As always in science, there are still a lot of unanswered questions. How do these bacteria change our metabolism and physiology? Research shows that there are changes in the expressions of certain genes in at least the liver in response to altered microbes. Is this one of the ways changes in microbial compositions affect our bodies? How are bacteria in the intestine able to affect a different organ? Are these changes reversible? Can we use bacteria therapeutically?
Further research may help us figure out specifically which bacteria promote weight gain and which are protective against obesity and how. Such information could one day help us identify people at risk for obesity and obesity-related co-morbidities early enough for medical intervention, or may even help us devise therapies to curb obesity and even malnutrition. Serendipitously, a lot of the research on the role of the microbiome in malnutrition is happening here at Washington University School of Medicine, where I am now.

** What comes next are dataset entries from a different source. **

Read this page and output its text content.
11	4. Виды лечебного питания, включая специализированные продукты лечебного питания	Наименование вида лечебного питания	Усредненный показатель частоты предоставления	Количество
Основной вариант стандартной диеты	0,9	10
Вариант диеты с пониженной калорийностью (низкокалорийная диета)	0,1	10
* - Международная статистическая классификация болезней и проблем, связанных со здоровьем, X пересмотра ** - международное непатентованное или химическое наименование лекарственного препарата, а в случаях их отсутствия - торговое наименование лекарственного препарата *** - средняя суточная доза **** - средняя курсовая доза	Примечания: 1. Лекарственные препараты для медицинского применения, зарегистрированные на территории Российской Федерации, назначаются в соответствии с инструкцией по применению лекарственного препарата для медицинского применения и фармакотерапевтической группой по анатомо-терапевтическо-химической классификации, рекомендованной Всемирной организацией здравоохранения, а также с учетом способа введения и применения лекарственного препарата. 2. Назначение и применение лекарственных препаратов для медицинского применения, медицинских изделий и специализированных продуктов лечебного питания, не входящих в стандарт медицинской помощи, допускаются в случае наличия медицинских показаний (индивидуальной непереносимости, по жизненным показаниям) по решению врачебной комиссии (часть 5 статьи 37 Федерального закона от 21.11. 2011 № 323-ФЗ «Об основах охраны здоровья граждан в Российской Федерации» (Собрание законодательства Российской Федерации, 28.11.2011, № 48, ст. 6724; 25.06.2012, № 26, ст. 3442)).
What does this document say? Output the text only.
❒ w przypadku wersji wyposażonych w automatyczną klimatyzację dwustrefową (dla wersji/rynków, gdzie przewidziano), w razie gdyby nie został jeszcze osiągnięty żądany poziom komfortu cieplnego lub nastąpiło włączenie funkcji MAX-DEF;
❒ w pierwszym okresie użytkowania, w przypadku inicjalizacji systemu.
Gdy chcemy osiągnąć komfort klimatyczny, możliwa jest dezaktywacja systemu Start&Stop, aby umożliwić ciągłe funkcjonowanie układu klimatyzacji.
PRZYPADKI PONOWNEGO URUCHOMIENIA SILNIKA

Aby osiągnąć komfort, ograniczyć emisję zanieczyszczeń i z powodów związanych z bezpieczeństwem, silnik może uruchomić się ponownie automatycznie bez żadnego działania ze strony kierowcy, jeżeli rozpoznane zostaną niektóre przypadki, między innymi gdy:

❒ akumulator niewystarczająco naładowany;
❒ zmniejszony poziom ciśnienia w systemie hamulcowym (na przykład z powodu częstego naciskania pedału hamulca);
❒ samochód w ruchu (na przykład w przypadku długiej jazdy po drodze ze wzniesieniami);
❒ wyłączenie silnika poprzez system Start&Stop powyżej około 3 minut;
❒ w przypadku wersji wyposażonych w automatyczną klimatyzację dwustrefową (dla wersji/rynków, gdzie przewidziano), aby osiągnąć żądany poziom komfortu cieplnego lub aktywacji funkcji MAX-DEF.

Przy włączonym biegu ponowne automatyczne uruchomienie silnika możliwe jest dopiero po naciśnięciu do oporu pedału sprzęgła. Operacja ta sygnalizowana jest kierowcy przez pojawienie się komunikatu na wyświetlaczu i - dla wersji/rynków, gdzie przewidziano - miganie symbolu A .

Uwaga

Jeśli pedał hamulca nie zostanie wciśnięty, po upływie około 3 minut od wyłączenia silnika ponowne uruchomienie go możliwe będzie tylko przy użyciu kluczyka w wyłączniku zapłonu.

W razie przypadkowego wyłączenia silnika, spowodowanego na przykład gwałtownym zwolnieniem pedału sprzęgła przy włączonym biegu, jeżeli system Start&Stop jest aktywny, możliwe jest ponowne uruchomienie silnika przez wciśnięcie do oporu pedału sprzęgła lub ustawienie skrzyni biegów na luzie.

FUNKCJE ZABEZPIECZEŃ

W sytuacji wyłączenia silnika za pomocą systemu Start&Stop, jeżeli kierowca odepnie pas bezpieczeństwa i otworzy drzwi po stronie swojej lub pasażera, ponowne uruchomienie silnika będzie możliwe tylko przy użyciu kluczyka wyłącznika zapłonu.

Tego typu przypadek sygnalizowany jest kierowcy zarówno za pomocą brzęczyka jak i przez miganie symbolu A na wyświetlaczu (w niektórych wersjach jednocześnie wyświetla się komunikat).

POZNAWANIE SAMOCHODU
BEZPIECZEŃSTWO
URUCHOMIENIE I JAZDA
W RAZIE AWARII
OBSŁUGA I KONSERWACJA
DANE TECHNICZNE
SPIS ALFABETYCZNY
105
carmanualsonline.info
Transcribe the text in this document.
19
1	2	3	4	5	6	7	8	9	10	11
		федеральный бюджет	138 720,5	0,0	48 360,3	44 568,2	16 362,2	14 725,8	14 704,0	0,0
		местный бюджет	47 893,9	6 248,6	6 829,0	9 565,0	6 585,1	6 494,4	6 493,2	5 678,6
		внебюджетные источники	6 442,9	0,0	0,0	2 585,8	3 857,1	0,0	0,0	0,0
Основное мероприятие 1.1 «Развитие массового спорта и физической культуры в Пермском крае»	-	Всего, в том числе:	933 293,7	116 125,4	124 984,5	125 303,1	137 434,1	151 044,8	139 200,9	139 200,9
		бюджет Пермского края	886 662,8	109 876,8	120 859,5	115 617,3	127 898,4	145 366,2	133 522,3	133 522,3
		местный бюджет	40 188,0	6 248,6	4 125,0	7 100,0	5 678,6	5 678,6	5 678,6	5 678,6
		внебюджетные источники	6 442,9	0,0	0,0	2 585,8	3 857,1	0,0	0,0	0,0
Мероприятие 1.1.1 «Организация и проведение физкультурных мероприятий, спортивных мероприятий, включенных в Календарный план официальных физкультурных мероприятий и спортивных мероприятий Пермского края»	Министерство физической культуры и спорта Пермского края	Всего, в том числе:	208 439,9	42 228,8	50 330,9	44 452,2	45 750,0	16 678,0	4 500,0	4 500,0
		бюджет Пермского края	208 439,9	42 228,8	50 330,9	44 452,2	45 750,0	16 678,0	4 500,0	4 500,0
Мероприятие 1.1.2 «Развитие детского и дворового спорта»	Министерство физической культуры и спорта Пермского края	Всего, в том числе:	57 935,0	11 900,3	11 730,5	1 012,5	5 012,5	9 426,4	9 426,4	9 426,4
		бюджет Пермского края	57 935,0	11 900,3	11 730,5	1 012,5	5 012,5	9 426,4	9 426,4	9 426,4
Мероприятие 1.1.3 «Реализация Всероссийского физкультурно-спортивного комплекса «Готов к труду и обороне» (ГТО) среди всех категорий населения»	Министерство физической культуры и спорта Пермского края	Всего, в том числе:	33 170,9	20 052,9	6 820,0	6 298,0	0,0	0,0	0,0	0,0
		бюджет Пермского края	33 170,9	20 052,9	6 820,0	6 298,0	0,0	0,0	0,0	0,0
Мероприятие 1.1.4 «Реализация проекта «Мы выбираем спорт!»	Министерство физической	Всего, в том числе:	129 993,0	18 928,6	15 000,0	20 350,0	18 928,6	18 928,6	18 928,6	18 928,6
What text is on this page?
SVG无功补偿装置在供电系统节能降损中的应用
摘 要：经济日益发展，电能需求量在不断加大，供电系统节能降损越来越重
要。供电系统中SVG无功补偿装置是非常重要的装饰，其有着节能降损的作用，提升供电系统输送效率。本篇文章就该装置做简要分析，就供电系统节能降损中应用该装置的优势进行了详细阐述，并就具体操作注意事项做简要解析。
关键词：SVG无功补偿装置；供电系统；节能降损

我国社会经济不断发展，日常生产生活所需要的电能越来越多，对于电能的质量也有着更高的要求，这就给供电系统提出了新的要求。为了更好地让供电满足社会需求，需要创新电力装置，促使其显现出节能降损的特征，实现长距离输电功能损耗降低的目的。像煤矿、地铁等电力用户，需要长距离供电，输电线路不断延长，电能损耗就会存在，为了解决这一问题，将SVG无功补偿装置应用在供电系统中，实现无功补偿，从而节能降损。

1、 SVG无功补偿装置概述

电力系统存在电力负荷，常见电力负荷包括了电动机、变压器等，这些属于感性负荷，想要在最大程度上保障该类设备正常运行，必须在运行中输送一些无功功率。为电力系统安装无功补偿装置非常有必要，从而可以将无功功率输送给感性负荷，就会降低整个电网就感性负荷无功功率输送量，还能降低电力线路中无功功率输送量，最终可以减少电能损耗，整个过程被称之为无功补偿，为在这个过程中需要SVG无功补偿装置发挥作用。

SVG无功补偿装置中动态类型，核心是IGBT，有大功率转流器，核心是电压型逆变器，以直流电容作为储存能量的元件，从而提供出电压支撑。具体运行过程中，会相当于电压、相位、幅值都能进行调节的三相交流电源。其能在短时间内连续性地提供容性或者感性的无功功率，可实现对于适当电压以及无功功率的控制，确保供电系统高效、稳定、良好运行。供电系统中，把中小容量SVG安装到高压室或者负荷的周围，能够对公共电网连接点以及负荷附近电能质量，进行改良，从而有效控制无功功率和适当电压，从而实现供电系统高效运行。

What I find particularly fascinating is that this is just the tip of the iceberg. More and more people are devoting time and resources into studying the microbiome and the disorders that arise when things go awry. Dysregulation of the microbiome has been associated with a wide range of conditions: Crohn’s disease, eczema, asthma and even depression. Everywhere we look there seems to be some microbial involvement. The microbiome could help us understand how these diseases develop, and eventually, how to better identify them, treat them more appropriately and prevent them all together.
The research in this article is a part of a larger investigation published by Cell on August 14 2014.